Sun(Scum)-watch: End this human rights madness!

THE Sun today launches a proud campaign to put an end to the human rights madness that is horrifying the country.

We applaud David Cameron for pledging that the Tories would tear up crazy human rights laws, and we urge Tony Blair to get on and do it while he remains in power.

The whole concept of “human rights” in Britain has become a travesty under which the interests of killers, rapists and paedophiles are placed above those of their victims.

Law abiding citizens must walk in fear while “human rights” give their assailants the freedom of the streets.

Convicted thugs and murderers are set free too soon after derisory sentences.

Yet what is prison for, but to keep those who wish us harm locked away?

It is absurd for judges to shelter Afghan terrorists who hijack an aircraft at gunpoint.

It is scandalous that a dangerous rapist is freed from prison to kill because his human rights had been infringed.

But it is also ridiculous for Tony Blair to attack these decisions as an “abuse of common sense”.

Stupid as the rulings may be, judges are simply doing what they are told.



It was New Labour that enshrined the EU Human Rights Convention into British law — against advice.

It was Mr Blair — urged on by his human rights lawyer wife — who refused calls for existing laws of the land to take precedence.

Now Mr Blair is paying the price.

Voters are reacting to hideous crimes committed by thugs who should be behind bars.

And they are shocked by news that hundreds of criminals are on the loose instead of being deported as promised.

It is a tragic day when “rights” has become a dirty word.

But Mr Blair has the chance to put things right — not just for the country but also for his reputation.

He can reverse Labour’s mistake of 1998 and dismantle the Human Rights Act, putting Britain’s courts back in charge of British interests.

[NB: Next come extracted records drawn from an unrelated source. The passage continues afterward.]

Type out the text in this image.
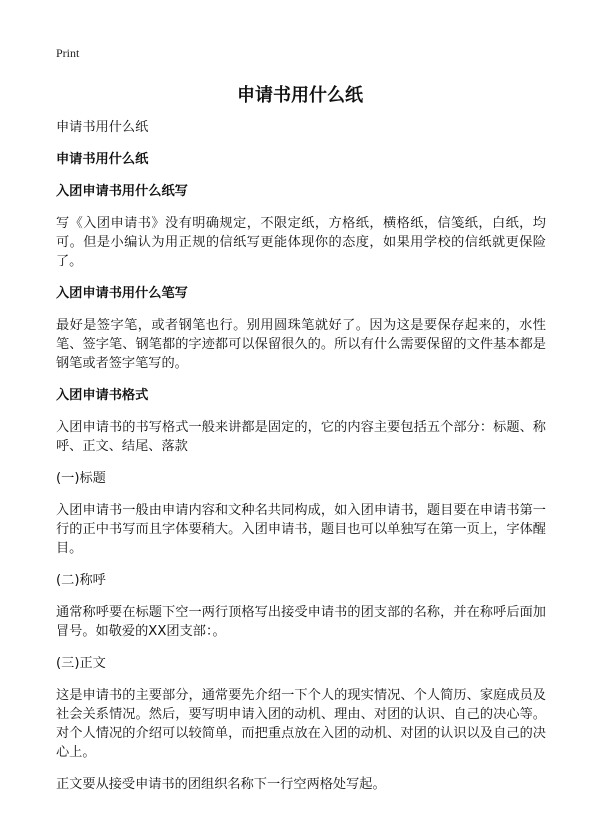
Print
申请书用什么纸

申请书用什么纸

申请书用什么纸

入团申请书用什么纸写

写《入团申请书》没有明确规定，不限定纸，方格纸，横格纸，信笺纸，白纸，均可。但是小编认为用正规的信纸写更能体现你的态度，如果用学校的信纸就更保险了。

入团申请书用什么笔写

最好是签字笔，或者钢笔也行。别用圆珠笔就好了。因为这是要保存起来的，水性笔、签字笔、钢笔都的字迹都可以保留很久的。所以有什么需要保留的文件基本都是钢笔或者签字笔写的。

入团申请书格式

入团申请书的书写格式一般来讲都是固定的，它的内容主要包括五个部分：标题、称呼、正文、结尾、落款

(一)标题

入团申请书一般由申请内容和文种名共同构成，如入团申请书，题目要在申请书第一行的正中书写而且字体要稍大。入团申请书，题目也可以单独写在第一页上，字体醒目。

(二)称呼

通常称呼要在标题下空一两行顶格写出接受申请书的团支部的名称，并在称呼后面加冒号。如敬爱的XX团支部：。

(三)正文

这是申请书的主要部分，通常要先介绍一下个人的现实情况、个人简历、家庭成员及社会关系情况。然后，要写明申请入团的动机、理由、对团的认识、自己的决心等。对个人情况的介绍可以较简单，而把重点放在入团的动机、对团的认识以及自己的决心上。

正文要从接受申请书的团组织名称下一行空两格处写起。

Along with his public services reform agenda, this would be a solid and worthwhile legacy before he leaves Downing Street.

The Sun will continue to expose human rights madness wherever we see it.

But what we want to see most of all is our Prime Minister taking the action all Britain is crying out for.


Where to even start? Well, maybe we should begin with what the Human Rights Act of 1998 actually says, or puts into law protections against.

What the Sun calls 'madness' and 'crazy' protects us and enshrines the right to the following:
ARTICLE 2 - THE RIGHT TO LIFE
ARTICLE 3 - THE PROHIBITION OF TORTURE
ARTICLE 4 - THE PROHIBITION OF SLAVERY AND FORCED LABOUR
ARTICLE 5 - RIGHT TO LIBERTY AND SECURITY
ARTICLE 6 - RIGHT TO A FAIR TRIAL
ARTICLE 7 - NO PUNISHMENT WITHOUT LAW
ARTICLE 8 - RIGHT TO RESPECT TO PRIVATE AND FAMILY LIFE
ARTICLE 9 - FREEDOM OF THOUGHT, CONSCIENCE AND RELIGION
ARTICLE 10 - FREEDOM OF EXPRESSION
ARTICLE 11 - FREEDOM OF ASSEMBLY AND ASSOCIATION
ARTICLE 12 - RIGHT TO MARRY
ARTICLE 14 - PROHIBITION OF DISCRIMINATION
ARTICLE 16 - RESTRICTIONS ON POLITICAL ACTIVITY OF ALIENS
ARTICLE 17 - PROHIBITION OF ABUSE OF RIGHTS
ARTICLE 18 - LIMITATIONS ON USE OF RESTRICTIONS ON RIGHTS


See Article 2 up there? There's a reason it's at the top. It's the most important, and the one which takes precedent over all of the others. The Sun obviously considers that freedom of expression should be denied, which I'm sure would be fine by most of us if it only applied to the Sun newspaper. Otherwise we'd be rather up in arms.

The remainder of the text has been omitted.